Effective leadership not only sets the pace, momentum, and direction for the team but also embodies the essence of guiding a team through progress and pause, much like the childhood game of "Red Light, Green Light". There are moments when a person experiences swift movement forward, capturing the thrill of dashing towards victory, while at other times, a person's momentum may be abruptly halted. Reflecting on the exhilarating rushes and sudden stops of Red Light, Green Light games from our childhood, I see a clear parallel in the way the best leaders create opportunities for forward progression. This blog delves into the realm of leadership behaviors, drawing inspiration from the classic childhood game to ask: Are you a "Green Light" leader who plays a game that creates winners, or are you a "Red Light" leader who plays a game to hold people back?



Positive behaviors, which I'll reference as "Green Lights", as a leader, act as an influencer for progress, creating an environment where trust, collaboration, and motivation flourish, thereby propelling team members forward and closer to their goals. In contrast, negative leadership behaviors, which I'll reference as "Red Lights", act as inhibitors, by fostering distrust, reducing morale, and encouraging resistance to change, thereby hindering progress forward. The dichotomy of "Red Light, Green Light" underscores the role the leader plays in creating success or failure, both of an individual and of a team.


"Green Light" leadership behaviors inspire team members to move forward with enthusiasm, creating an environment that nurtures innovation, commitment, and the collective pursuit of goals. Such leaders build trust and foster open communication, enabling their teams to thrive on creativity and action. Their approach not only propels teams towards success but also cultivates a culture where calculated risks are embraced and forward momentum is celebrated. Additional "Green Light" behaviors include:


  • Team-Centric Focus: Establishes a collaborative atmosphere driven by mutual support.

  • Clear Objectives with Autonomy: Sets clear goals while giving the team the freedom to act.

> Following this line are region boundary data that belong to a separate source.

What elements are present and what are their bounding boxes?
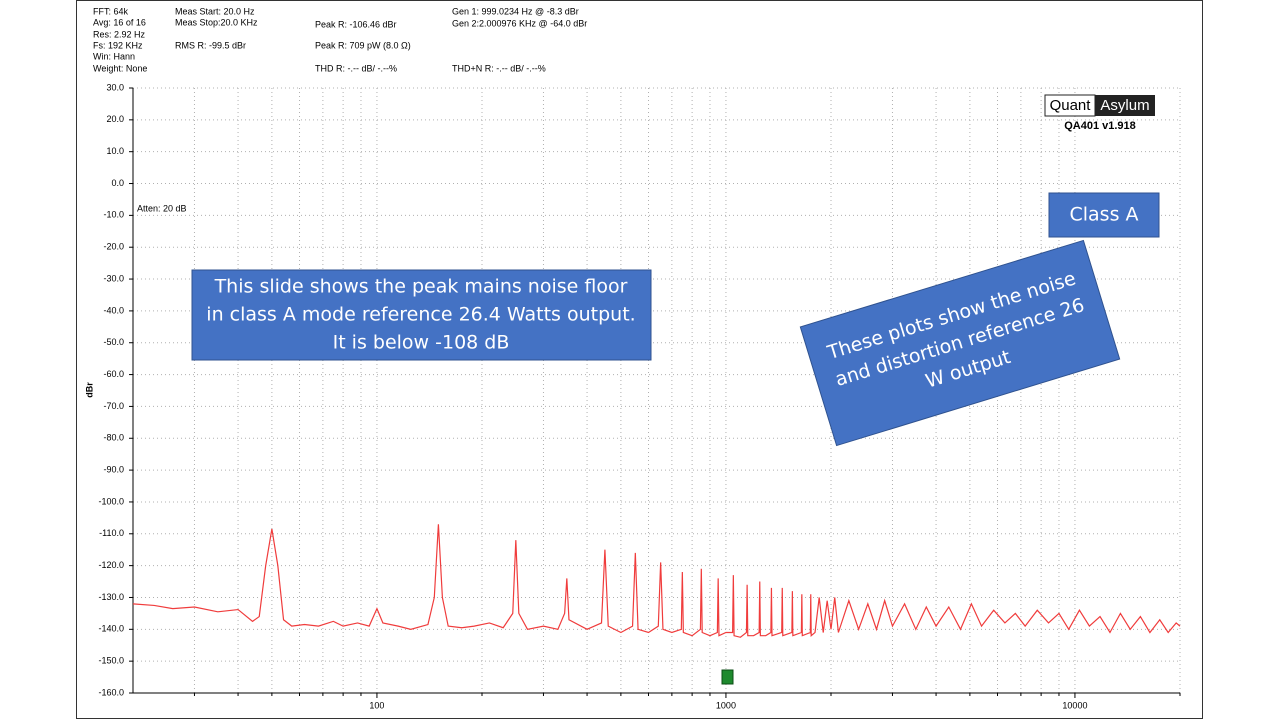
readout: THD+N R: -.-- dB/ -.--% [452,63,546,73]
note-box-bg [191,269,652,361]
readout: Win: Hann [93,51,135,61]
readout: Meas Stop:20.0 KHz [175,17,258,27]
version: QA401 v1.918 [1064,120,1136,132]
atten-label: Atten: 20 dB [137,203,187,213]
readout: Gen 1: 999.0234 Hz @ -8.3 dBr [452,6,579,16]
note-line: in class A mode reference 26.4 Watts out… [206,304,635,326]
note-box: This slide shows the peak mains noise fl… [191,269,652,361]
y-tick-label: -160.0 [98,687,124,697]
logo-text: Quant [1050,97,1092,114]
readout: FFT: 64k [93,6,129,16]
y-tick-label: -50.0 [103,337,124,347]
y-tick-label: 0.0 [111,178,124,188]
x-tick-label: 100 [369,700,384,710]
y-axis-label: dBr [84,382,94,398]
readout: Res: 2.92 Hz [93,29,146,39]
tilted-box-bg [799,239,1121,447]
y-tick-label: -90.0 [103,464,124,474]
readout: Gen 2:2.000976 KHz @ -64.0 dBr [452,18,587,28]
x-tick-label: 10000 [1062,700,1087,710]
y-tick-label: -30.0 [103,273,124,283]
logo-text: Asylum [1100,97,1149,114]
marker [721,669,734,685]
y-tick-label: -150.0 [98,656,124,666]
class-box-bg [1048,192,1160,238]
readout: Avg: 16 of 16 [93,17,146,27]
x-tick-label: 1000 [716,700,736,710]
y-tick-label: -100.0 [98,496,124,506]
y-tick-label: -120.0 [98,560,124,570]
y-tick-label: -130.0 [98,592,124,602]
readout: Fs: 192 KHz [93,40,143,50]
y-tick-label: -80.0 [103,433,124,443]
y-tick-label: -60.0 [103,369,124,379]
y-tick-label: 20.0 [106,114,124,124]
y-tick-label: 30.0 [106,82,124,92]
y-tick-label: -110.0 [99,528,124,538]
y-tick-label: -140.0 [98,624,124,634]
readout: THD R: -.-- dB/ -.--% [315,63,397,73]
note-line: It is below -108 dB [333,332,510,354]
readout: Peak R: 709 pW (8.0 Ω) [315,40,411,50]
class-label: Class A [1069,204,1138,226]
logo-right [1095,95,1155,116]
class-box: Class A [1048,192,1160,238]
note-line: This slide shows the peak mains noise fl… [214,276,628,298]
y-tick-label: -70.0 [103,401,124,411]
readouts: FFT: 64k Avg: 16 of 16 Res: 2.92 Hz Fs: … [93,6,587,73]
logo: Quant Asylum QA401 v1.918 [1044,94,1155,132]
readout: RMS R: -99.5 dBr [175,40,246,50]
readout: Weight: None [93,63,147,73]
y-tick-label: -40.0 [103,305,124,315]
y-tick-label: 10.0 [106,146,124,156]
readout: Meas Start: 20.0 Hz [175,6,255,16]
y-tick-label: -20.0 [103,242,124,252]
readout: Peak R: -106.46 dBr [315,19,397,29]
y-tick-label: -10.0 [103,210,124,220]
spectrum-line [132,524,1181,638]
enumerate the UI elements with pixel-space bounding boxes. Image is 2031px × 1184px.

  • Attitude over Resume: Prioritizes hiring for mindset and invests in developing skills.

  • Recognition of Success: Celebrates achievements, reinforcing positive behavior.

  • Growth-Oriented Delegation: Views delegation as an opportunity for team development.

Conversely, "Red Light" leadership behaviors often signal a retreat, leading to reduced productivity and a culture marred by anxiety and frustration. This leadership style undermines trust, discourages open communication, and stifles innovation, as team members become cautious and skeptical, wary of taking risks or making decisions, fearing they might lead to conflict or failure. Additional "Red Light" behaviors include:


  • Individual Achievement Focus: Prioritizes personal success over team collaboration.

  • Opaque Communication: Withholding information, creating an environment of mistrust.

  • Skill-Based Hiring: Overlooks the importance of attitude, affecting team harmony.

  • Emphasis on Faults: Focuses on mistakes, fostering a fear-based workplace culture.

  • Self-Serving Task Allocation: Uses delegation merely to lighten personal workload, neglecting team development.


"Red Light, Green Light" serves as more than just a childhood game; it's a metaphor for leadership that extends from playgrounds to professional settings, shaping environments, defining opportunities, and influencing emotions. The 'Green Light' leader stands out by opening up possibilities, building trust, and promoting teamwork and creativity. Whether in the playful chase of youth or the serious pursuits of our careers, the journey to the finish line is profoundly shaped by leaders who grasp the 'Green Light's' power to inspire, unify, and guide their teams toward triumph.